For this cultural excursion our program was divided up according to gender, with male-identifying persons in one banya and female-identifying persons in another. It is not uncommon for people to use the banya while nude given how unforgivably hot it can get. The hostess with whom the men in our group were living with gave us a tutorial on how to navigate this longstanding institution of Russian culture. Upon entering the banya house in the backyard there is an antechamber with a Russian pechka (stove) and a couch. This would be our link to the outside world; the next door led to the interior of the banya. Once inside, the heat is sourced from a burning pechka and the steam comes from hot coals upon which you pour water, with other liquids or oils as one pleases. The slightest bit of water generates a disproportionate amount of steam and generates an unprecedented degree of heat. And the longer we stayed in there, the hotter the coals burned. To cool off we were given buckets of cold water which, when I poured it on myself, produced such a feeling of relief from the intense heat of this small wooden chamber.
The experience of the banya proved greatly relaxing when it was all said and done.

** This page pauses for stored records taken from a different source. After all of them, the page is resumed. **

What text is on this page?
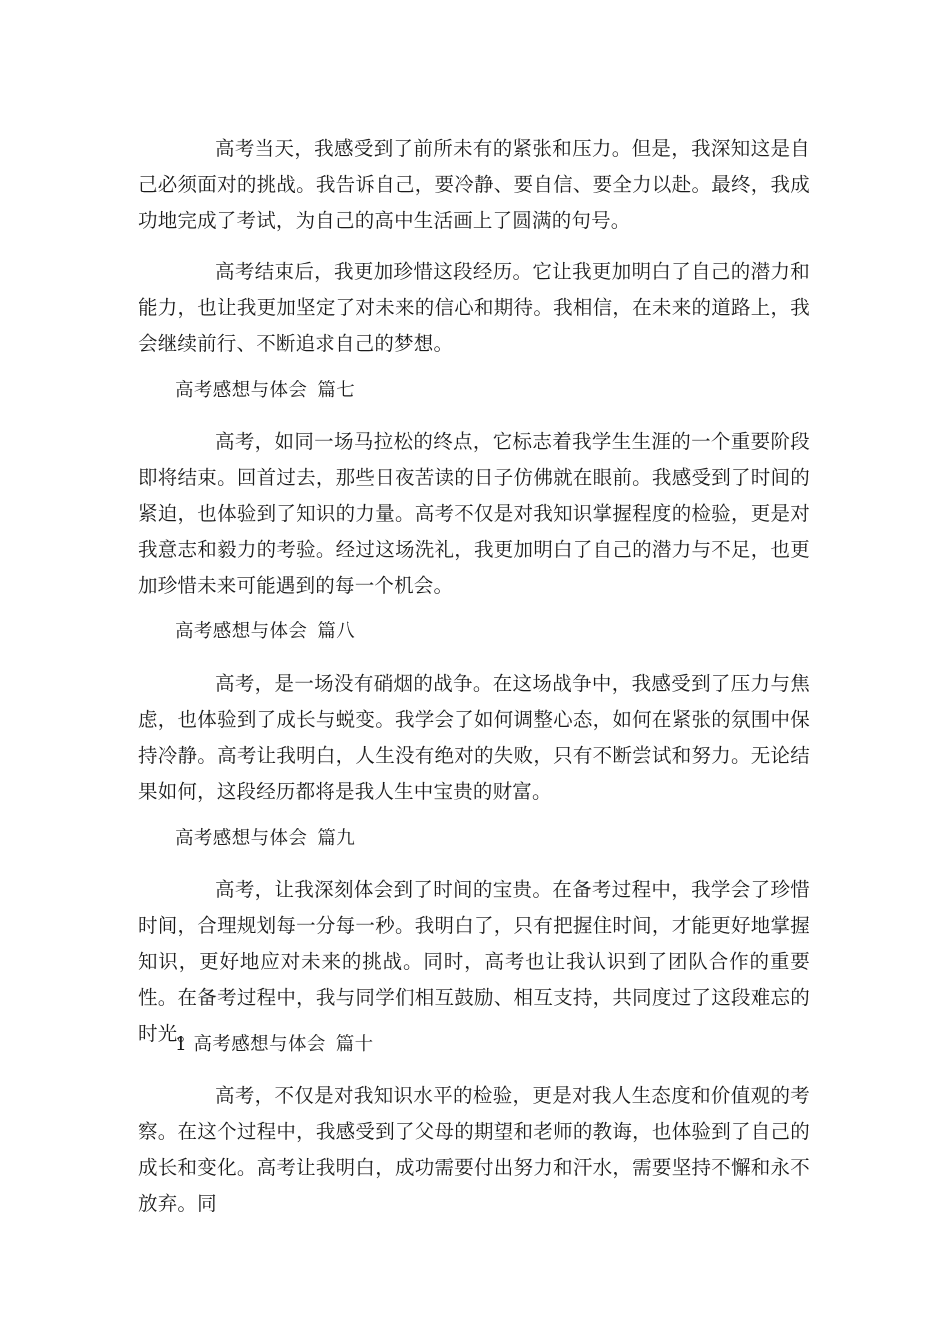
高考当天，我感受到了前所未有的紧张和压力。但是，我深知这是自己必须面对的挑战。我告诉自己，要冷静、要自信、要全力以赴。最终，我成功地完成了考试，为自己的高中生活画上了圆满的句号。

高考结束后，我更加珍惜这段经历。它让我更加明白了自己的潜力和能力，也让我更加坚定了对未来的信心和期待。我相信，在未来的道路上，我会继续前行、不断追求自己的梦想。

高考感想与体会 篇七

高考，如同一场马拉松的终点，它标志着我学生生涯的一个重要阶段即将结束。回首过去，那些日夜苦读的日子仿佛就在眼前。我感受到了时间的紧迫，也体验到了知识的力量。高考不仅是对我知识掌握程度的检验，更是对我意志和毅力的考验。经过这场洗礼，我更加明白了自己的潜力与不足，也更加珍惜未来可能遇到的每一个机会。

高考感想与体会 篇八

高考，是一场没有硝烟的战争。在这场战争中，我感受到了压力与焦虑，也体验到了成长与蜕变。我学会了如何调整心态，如何在紧张的氛围中保持冷静。高考让我明白，人生没有绝对的失败，只有不断尝试和努力。无论结果如何，这段经历都将是我人生中宝贵的财富。

高考感想与体会 篇九

高考，让我深刻体会到了时间的宝贵。在备考过程中，我学会了珍惜时间，合理规划每一分每一秒。我明白了，只有把握住时间，才能更好地掌握知识，更好地应对未来的挑战。同时，高考也让我认识到了团队合作的重要性。在备考过程中，我与同学们相互鼓励、相互支持，共同度过了这段难忘的时光。

1 高考感想与体会 篇十

高考，不仅是对我知识水平的检验，更是对我人生态度和价值观的考察。在这个过程中，我感受到了父母的期望和老师的教诲，也体验到了自己的成长和变化。高考让我明白，成功需要付出努力和汗水，需要坚持不懈和永不放弃。同
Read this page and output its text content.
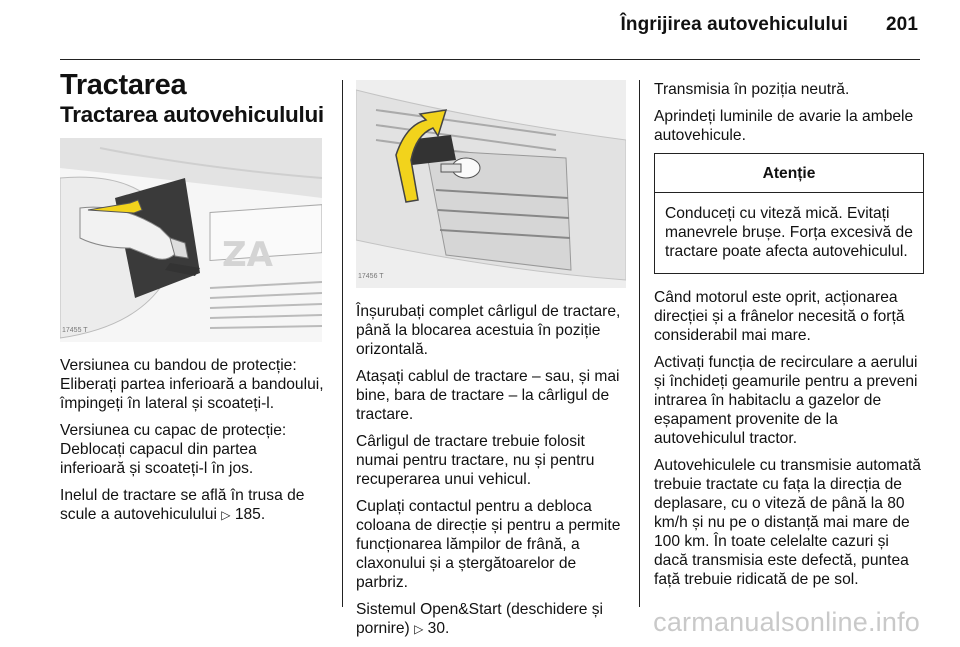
Îngrijirea autovehiculului 201
Tractarea
Tractarea autovehiculului
ZA
17455 T

Versiunea cu bandou de protecție: Eliberați partea inferioară a bandoului, împingeți în lateral și scoateți-l.

Versiunea cu capac de protecție: Deblocați capacul din partea inferioară și scoateți-l în jos.

Inelul de tractare se află în trusa de scule a autovehiculului ▷ 185.

17456 T

Înșurubați complet cârligul de tractare, până la blocarea acestuia în poziție orizontală.

Atașați cablul de tractare – sau, și mai bine, bara de tractare – la cârligul de tractare.

Cârligul de tractare trebuie folosit numai pentru tractare, nu și pentru recuperarea unui vehicul.

Cuplați contactul pentru a debloca coloana de direcție și pentru a permite funcționarea lămpilor de frână, a claxonului și a ștergătoarelor de parbriz.

Sistemul Open&Start (deschidere și pornire) ▷ 30.

Transmisia în poziția neutră.

Aprindeți luminile de avarie la ambele autovehicule.

Atenție
Conduceți cu viteză mică. Evitați manevrele brușe. Forța excesivă de tractare poate afecta autovehiculul.

Când motorul este oprit, acționarea direcției și a frânelor necesită o forță considerabil mai mare.

Activați funcția de recirculare a aerului și închideți geamurile pentru a preveni intrarea în habitaclu a gazelor de eșapament provenite de la autovehiculul tractor.

Autovehiculele cu transmisie automată trebuie tractate cu fața la direcția de deplasare, cu o viteză de până la 80 km/h și nu pe o distanță mai mare de 100 km. În toate celelalte cazuri și dacă transmisia este defectă, puntea față trebuie ridicată de pe sol.

carmanualsonline.info
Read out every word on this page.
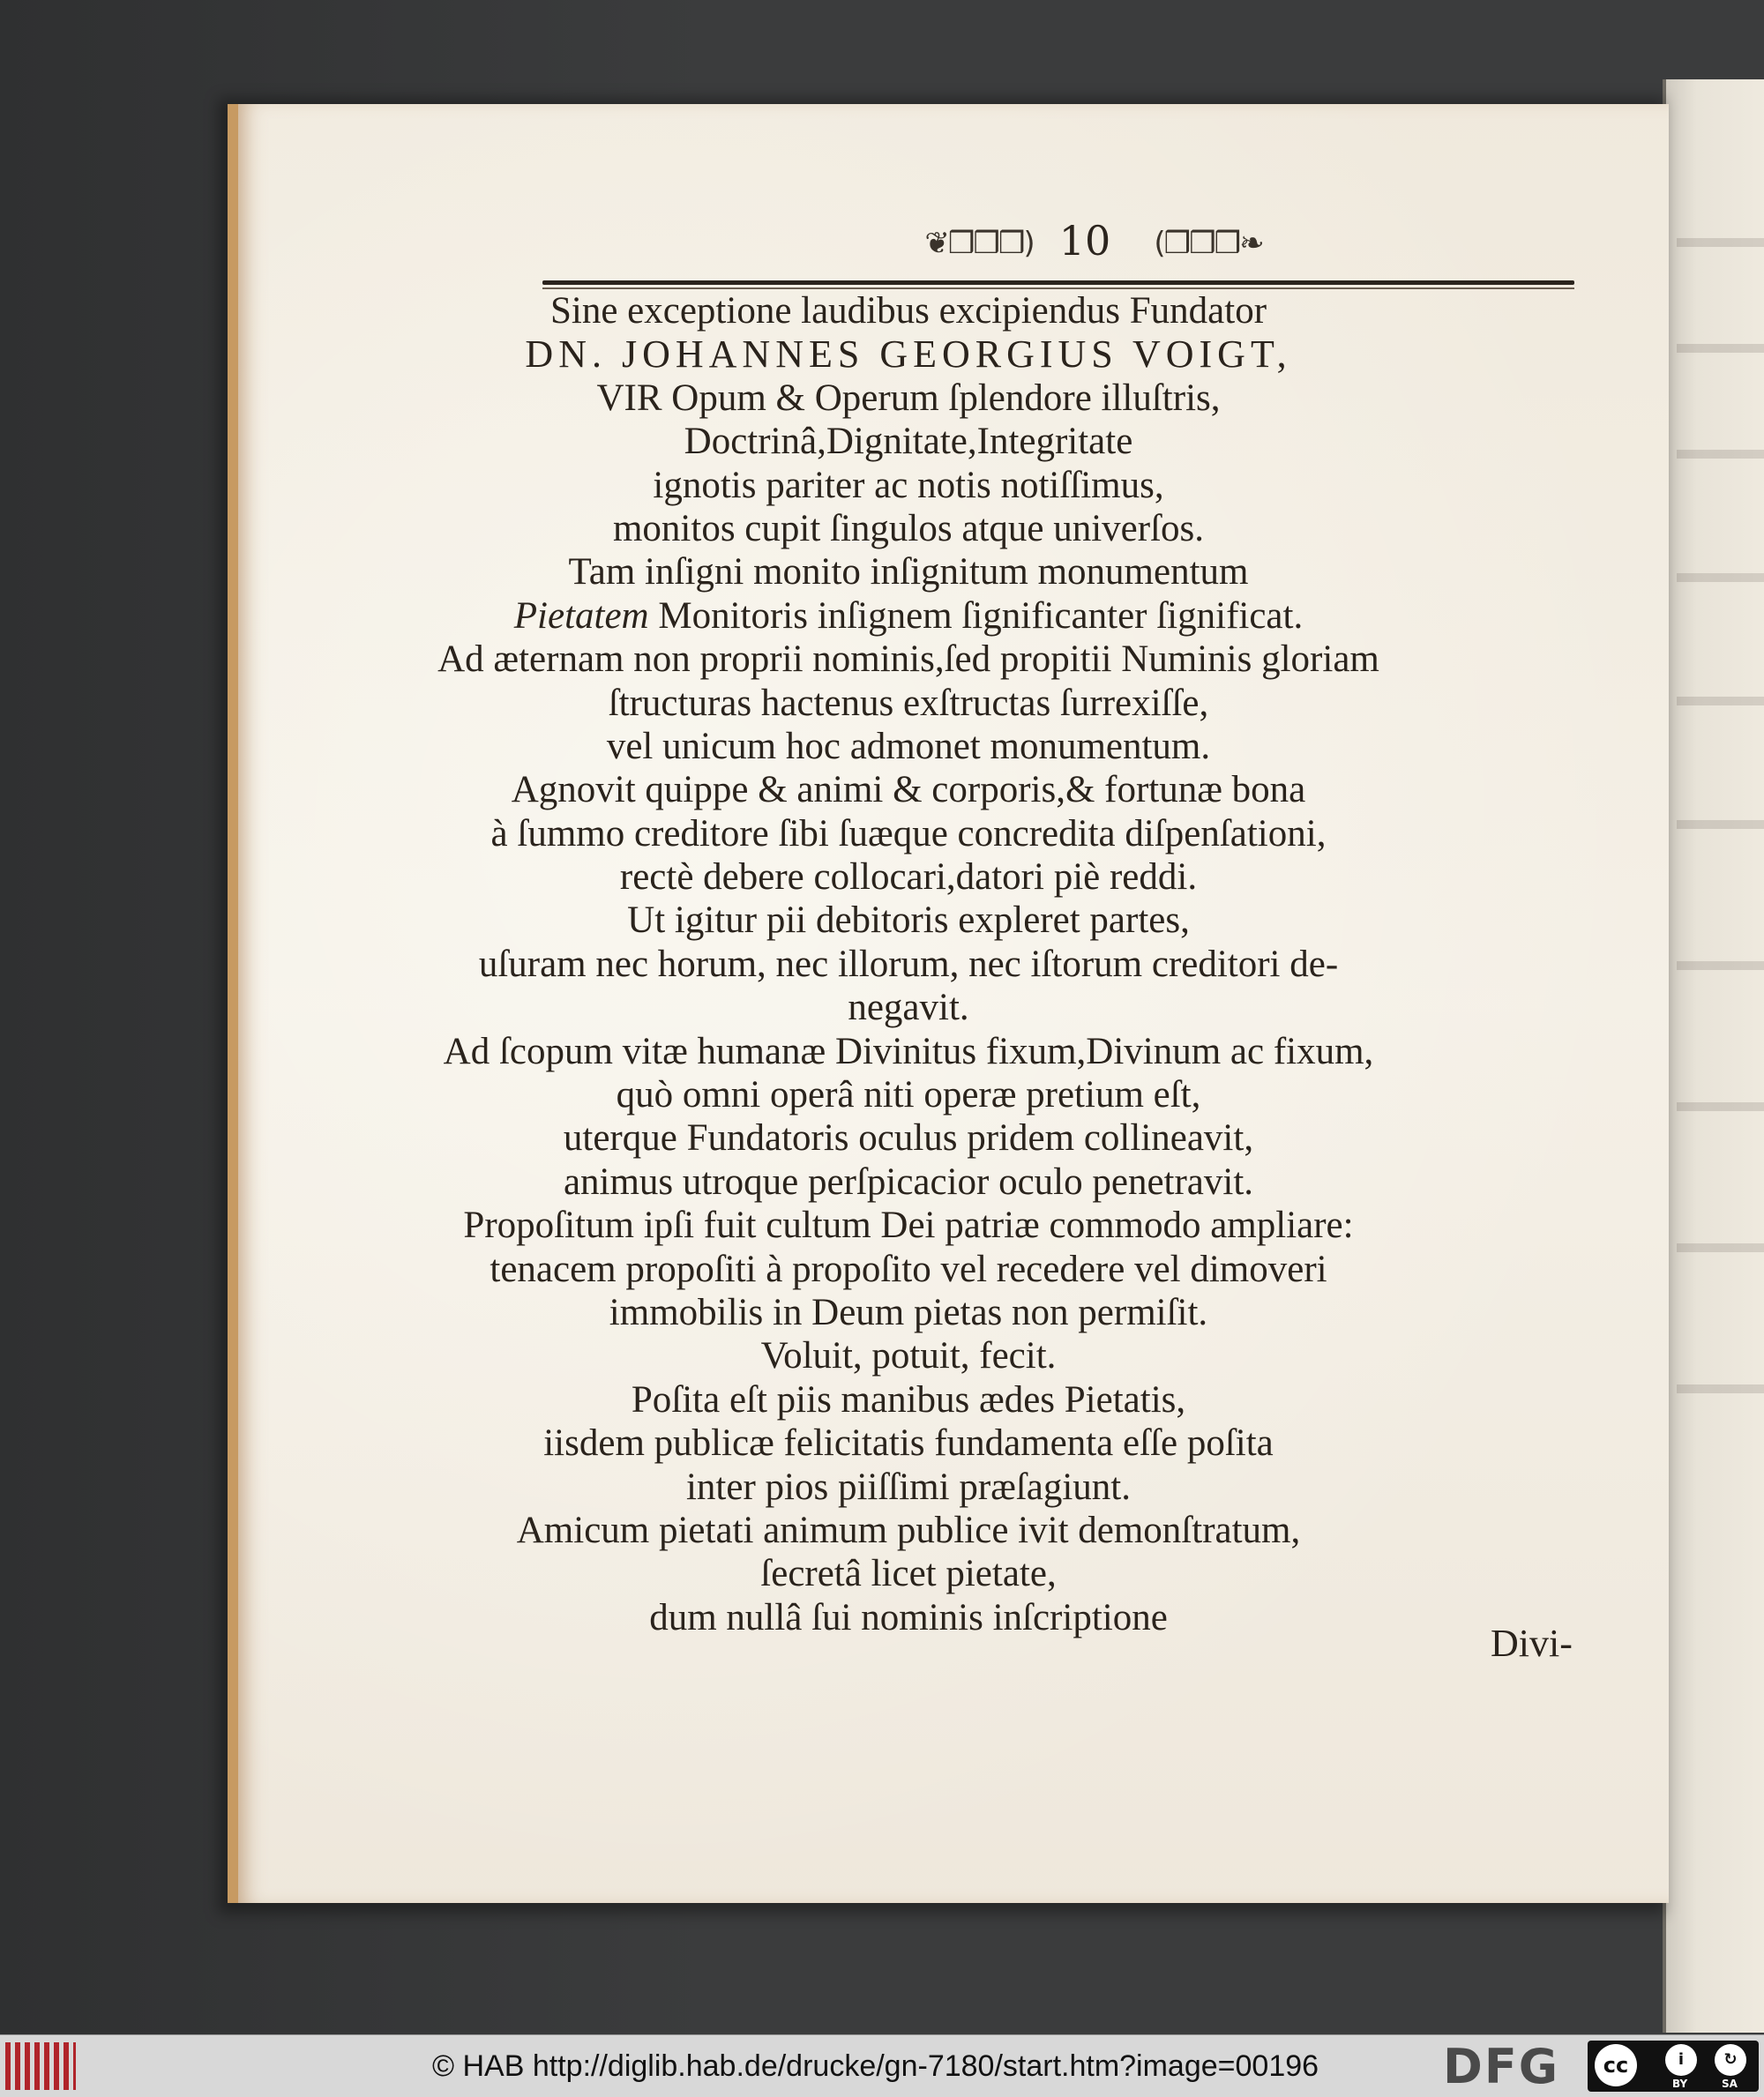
❦❒❒❒) 10	(❒❒❒❧
Sine exceptione laudibus excipiendus Fundator
DN. JOHANNES GEORGIUS VOIGT,
VIR Opum & Operum ſplendore illuſtris,
Doctrinâ,Dignitate,Integritate
ignotis pariter ac notis notiſſimus,
monitos cupit ſingulos atque univerſos.
Tam inſigni monito inſignitum monumentum
Pietatem Monitoris inſignem ſignificanter ſignificat.
Ad æternam non proprii nominis,ſed propitii Numinis gloriam
ſtructuras hactenus exſtructas ſurrexiſſe,
vel unicum hoc admonet monumentum.
Agnovit quippe & animi & corporis,& fortunæ bona
à ſummo creditore ſibi ſuæque concredita diſpenſationi,
rectè debere collocari,datori piè reddi.
Ut igitur pii debitoris expleret partes,
uſuram nec horum, nec illorum, nec iſtorum creditori de-
negavit.
Ad ſcopum vitæ humanæ Divinitus fixum,Divinum ac fixum,
quò omni operâ niti operæ pretium eſt,
uterque Fundatoris oculus pridem collineavit,
animus utroque perſpicacior oculo penetravit.
Propoſitum ipſi fuit cultum Dei patriæ commodo ampliare:
tenacem propoſiti à propoſito vel recedere vel dimoveri
immobilis in Deum pietas non permiſit.
Voluit, potuit, fecit.
Poſita eſt piis manibus ædes Pietatis,
iisdem publicæ felicitatis fundamenta eſſe poſita
inter pios piiſſimi præſagiunt.
Amicum pietati animum publice ivit demonſtratum,
ſecretâ licet pietate,
dum nullâ ſui nominis inſcriptione
Divi-
© HAB http://diglib.hab.de/drucke/gn-7180/start.htm?image=00196	DFG	cc	i	↻
BY	SA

I didn’t have anything wrong health-wise when I went in, but I came out feeling healed. Emerging from the banya at night after almost two hours, clean and dry, I was ready to collapse into a deep sleep. Traveling through Siberia in a small bus on rocky roads, and knowing that a lot more of this would be coming, it was a much-needed experience which I’m glad to have shared with some of my friends on the trip.